Empiezo con una cita del historiador venezolano Manuel Caballero en una entrevista otorgada al periodista salvadoreño Víctor Flores García, respondiendo a la pregunta de si se puede superar la cultura del “repartir a manos llenas”, a lo cual le responde: “superar el chavismo como forma de vida va a ser muy difícil, no va a ser cosa de un día. Es mucho más fácil extender la mano que aprender una cultura del trabajo, y eso se ha extendido a sus socios latinoamericanos… Néstor y Cristina Kirchner de Argentina (y años más tarde Alberto Fernández) lo abrazan y meten la mano en la billetera petrolera a cambio de apoyo político”.
“La gente va a empezar a llorar de verdad a Chávez cuando se le exija trabajar. Ahora en Venezuela no se consigue fácil a un plomero o un carpintero, todos están en las misiones socialistas. ¿Y qué hacen? Nada. Ni estudian ni trabajan, pasan por decreto el grado y reciben un cheque. Llegan tarde y se van temprano sin responsabilidad. La verdadera crisis moral venezolana es que el chavismo ha sido incapaz de crear una ética del trabajo, es el origen del fin”.
Discúlpenme por esta cita tan larga del libro “La Utopía Pervertida”, del citado autor Flores García, pero la consideré necesaria. ¿A caso no refleja lo que estamos viviendo en México?

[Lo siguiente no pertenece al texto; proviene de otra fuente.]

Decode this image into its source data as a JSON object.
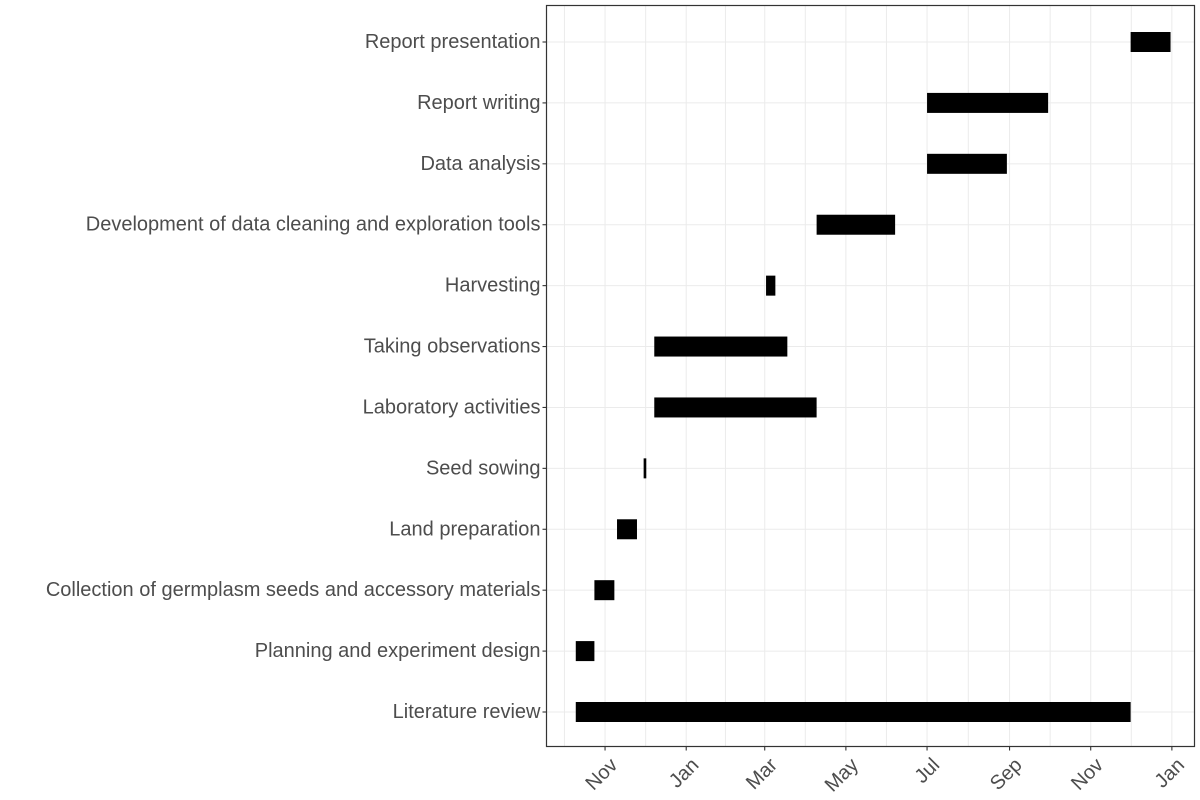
{
  "chart_data": {
    "type": "gantt",
    "title": "",
    "xlabel": "",
    "ylabel": "",
    "xlim": [
      "2020-09-18",
      "2022-01-18"
    ],
    "grid": true,
    "x_ticks": [
      {
        "date": "2020-11-01",
        "label": "Nov"
      },
      {
        "date": "2021-01-01",
        "label": "Jan"
      },
      {
        "date": "2021-03-01",
        "label": "Mar"
      },
      {
        "date": "2021-05-01",
        "label": "May"
      },
      {
        "date": "2021-07-01",
        "label": "Jul"
      },
      {
        "date": "2021-09-01",
        "label": "Sep"
      },
      {
        "date": "2021-11-01",
        "label": "Nov"
      },
      {
        "date": "2022-01-01",
        "label": "Jan"
      }
    ],
    "tasks": [
      {
        "name": "Literature review",
        "start": "2020-10-10",
        "end": "2021-12-01"
      },
      {
        "name": "Planning and experiment design",
        "start": "2020-10-10",
        "end": "2020-10-24"
      },
      {
        "name": "Collection of germplasm seeds and accessory materials",
        "start": "2020-10-24",
        "end": "2020-11-08"
      },
      {
        "name": "Land preparation",
        "start": "2020-11-10",
        "end": "2020-11-25"
      },
      {
        "name": "Seed sowing",
        "start": "2020-11-30",
        "end": "2020-12-02"
      },
      {
        "name": "Laboratory activities",
        "start": "2020-12-08",
        "end": "2021-04-09"
      },
      {
        "name": "Taking observations",
        "start": "2020-12-08",
        "end": "2021-03-18"
      },
      {
        "name": "Harvesting",
        "start": "2021-03-02",
        "end": "2021-03-09"
      },
      {
        "name": "Development of data cleaning and exploration tools",
        "start": "2021-04-09",
        "end": "2021-06-07"
      },
      {
        "name": "Data analysis",
        "start": "2021-07-01",
        "end": "2021-08-30"
      },
      {
        "name": "Report writing",
        "start": "2021-07-01",
        "end": "2021-09-30"
      },
      {
        "name": "Report presentation",
        "start": "2021-12-01",
        "end": "2021-12-31"
      }
    ]
  }
}
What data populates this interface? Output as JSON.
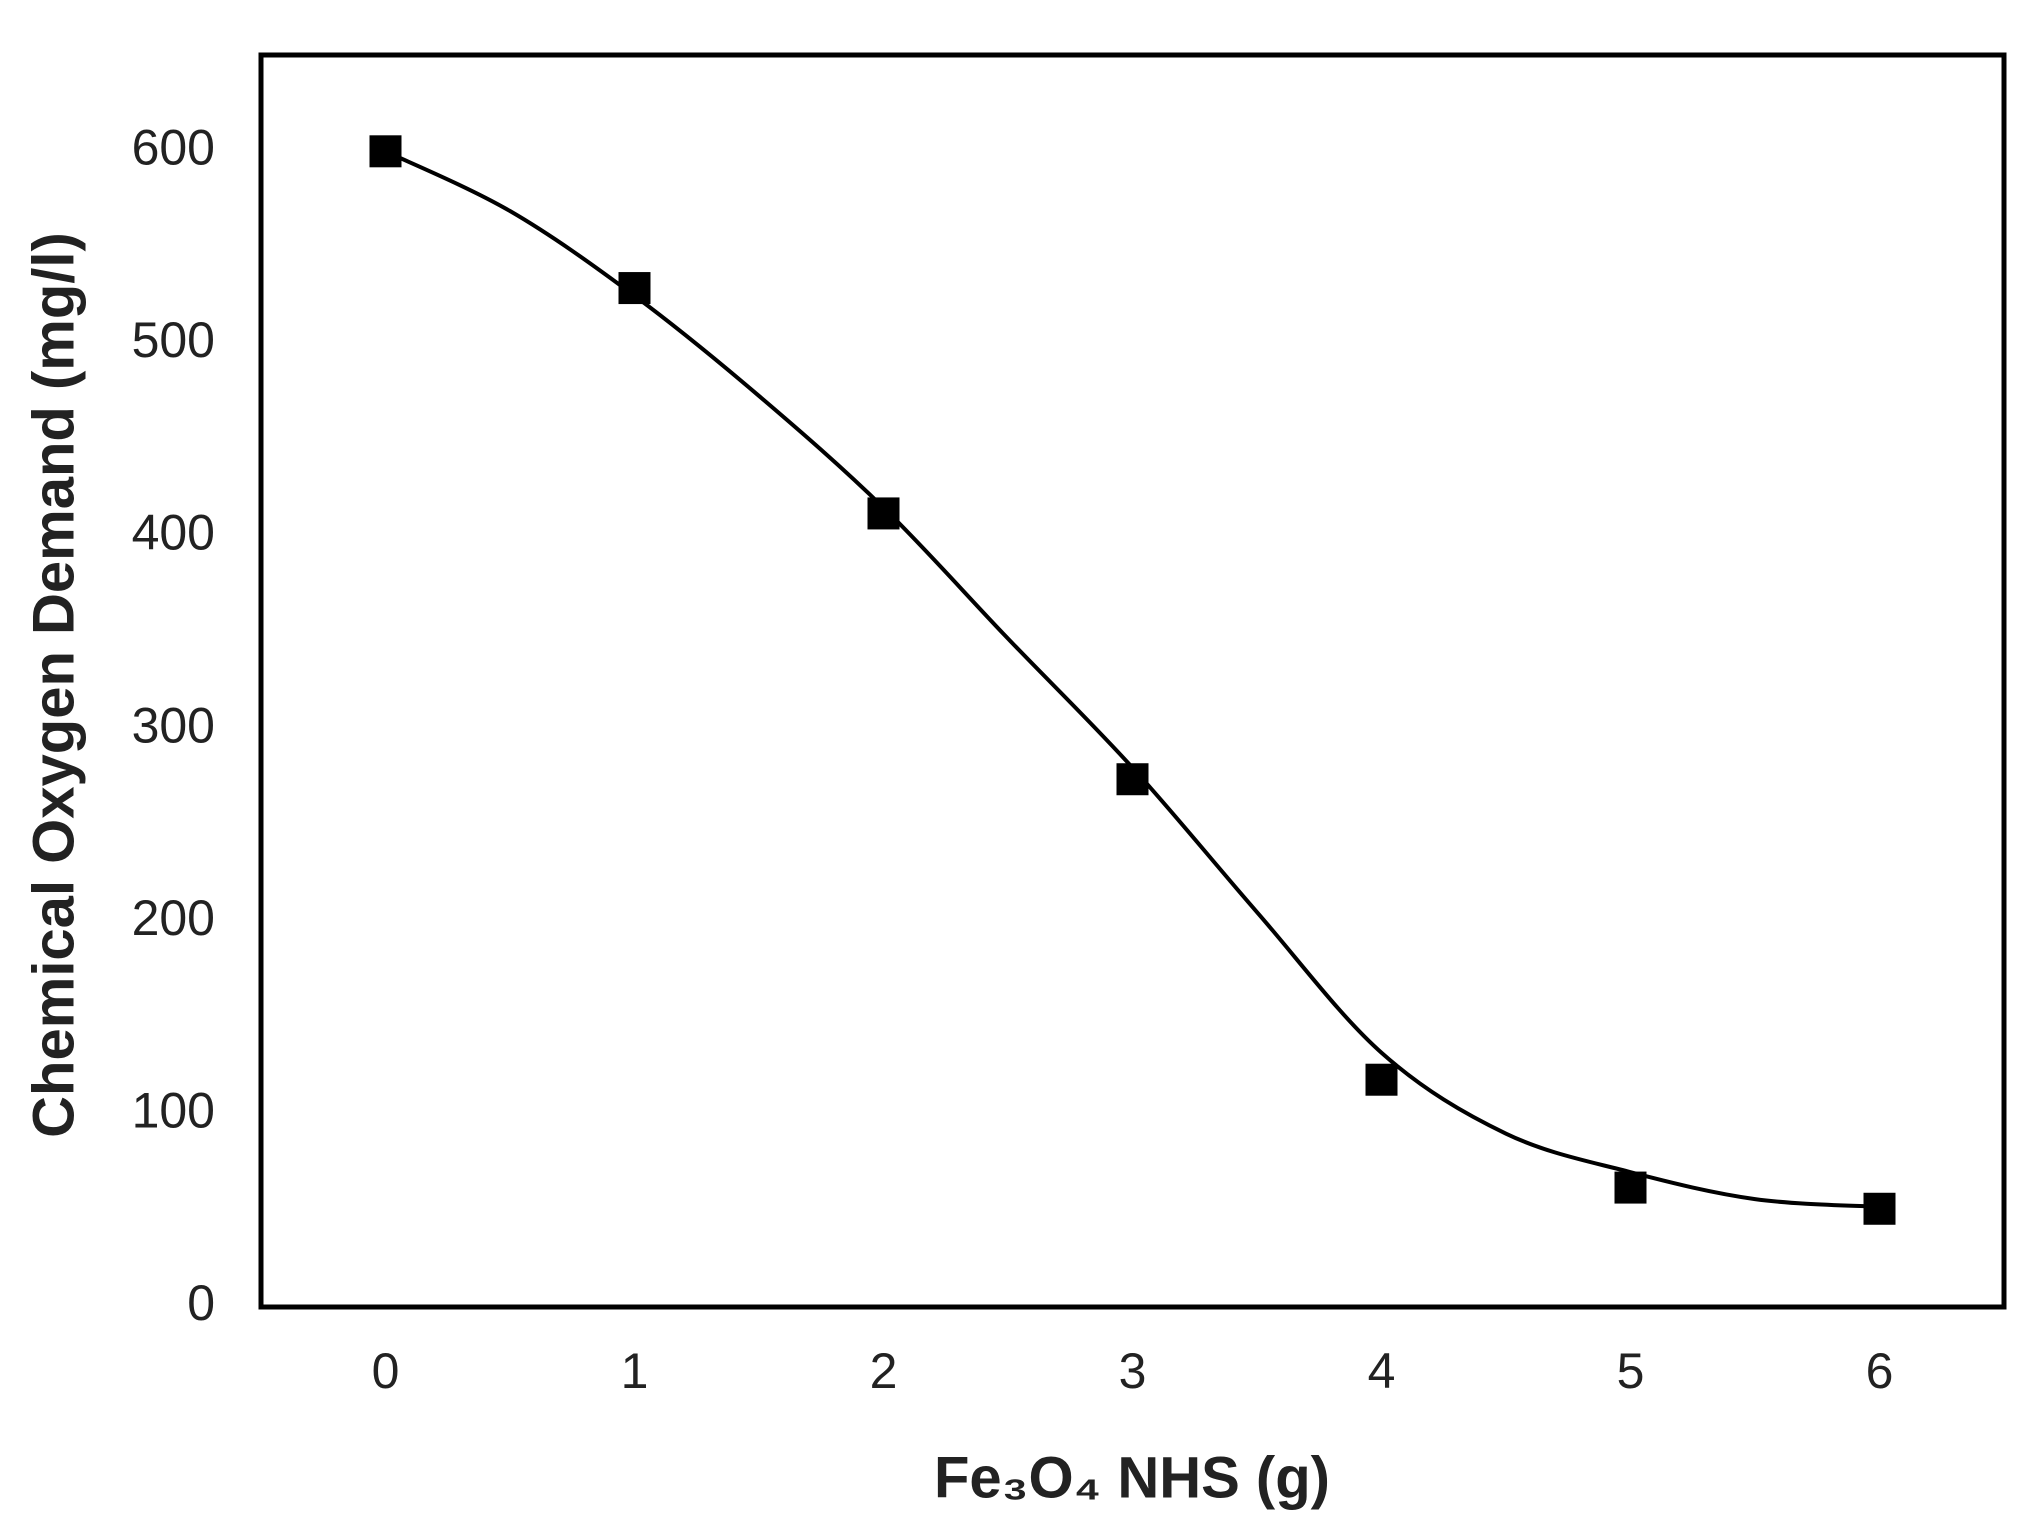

El fenómeno del chavismo venezolano, seguido por su émulo Nicolás Maduro, es en su esencia, similar a lo que nos está pasando en México. Aquí no hemos tenido golpes militares como en Centroamérica y el Cono Sur, pero en la actualidad estamos padeciendo el fenómeno de lo que podemos denominar la instauración de una “democradura” con los gobiernos de Morena, ahora con Claudia Sheinbaum que sigue en la ruta de la concentración de poder mediante reformas regresivas que atentan, todas ellas, contra los avances democráticos de varias décadas previas al obradorato. Es decir, son gobiernos que llegan al poder por vías democráticas, pero que se desempeñan como dictaduras, que controlan todos los poderes del Estado: el legislativo y el judicial.
La clave del control electoral de la mayoría de los votantes es el manejo de los programas sociales dirigidos a adultos mayores, jóvenes que no estudian ni trabajan, madres en situación de riesgo, etcétera. Y todo a cargo del erario, en una economía estancada, que no crece, que no genera nuevos empleos ni nuevos impuestos que puedan incrementar los ingresos del Estado mexicano para cubrir las necesidades de esos programas.
Creo que nadie podría oponerse a apoyar a los más necesitados de nuestra sociedad. ¡Qué bueno que haya esos programas sociales! Pero qué malo que se aproveche a sus beneficiarios para enfrentar a quienes los pagan, al conjunto de contribuyentes. Eso es una perversidad.
En el pasado sexenio se nos vendió la idea de que se había acabado la corrupción y que se había combatido el huachicol. Con esa bandera siguieron ganando elecciones. Pues ahora resulta que todo eso es mentira, que la inseguridad ha crecido, la corrupción ya es inocultable y que quieren seguir en el poder, cueste lo que cueste, a pesar de su creciente desprestigio.
Después de la impresionante manifestación por la paz en Culiacán, Sinaloa, demandando la renuncia del gobernador Rocha Moya, después de que conocimos las denuncias de corrupción en Aduanas por parte de integrantes de la Marina, además de lo exhibido en Segalmex y muchos casos más, por sólo mencionar algunos de muchos escándalos, ¿acaso no ha comenzado ya el fin de la pesadilla morenista?
Me pregunto si ¿muchos de los beneficiarios de los necesarios programas sociales –o quienes han visto mejorar su capacidad adquisitiva vía los justos incrementos salariales– estarán dispuestos a tolerar la regresión autoritaria, la corrupción y la ineficacia gubernamentales con tal de conservar tales apoyos? ¿O será que falta difundir –responsabilidad de las oposiciones– que muchas de las decisiones en materia política y económica tomadas por la presidenta harán que al mediano plazo sean insostenibles dichos programas asistencialistas? Me refiero al magro crecimiento económico y a un nuevo poder judicial que atenta ya contra el Estado de Derecho al no dar suficientes certezas a inversionistas, empleadores y sector privado en general, actores clave en la generación de empleo, riqueza y crecimiento económico.
Pareciera que estamos asistiendo al principio de un fin que ojalá y no tarde en llegar.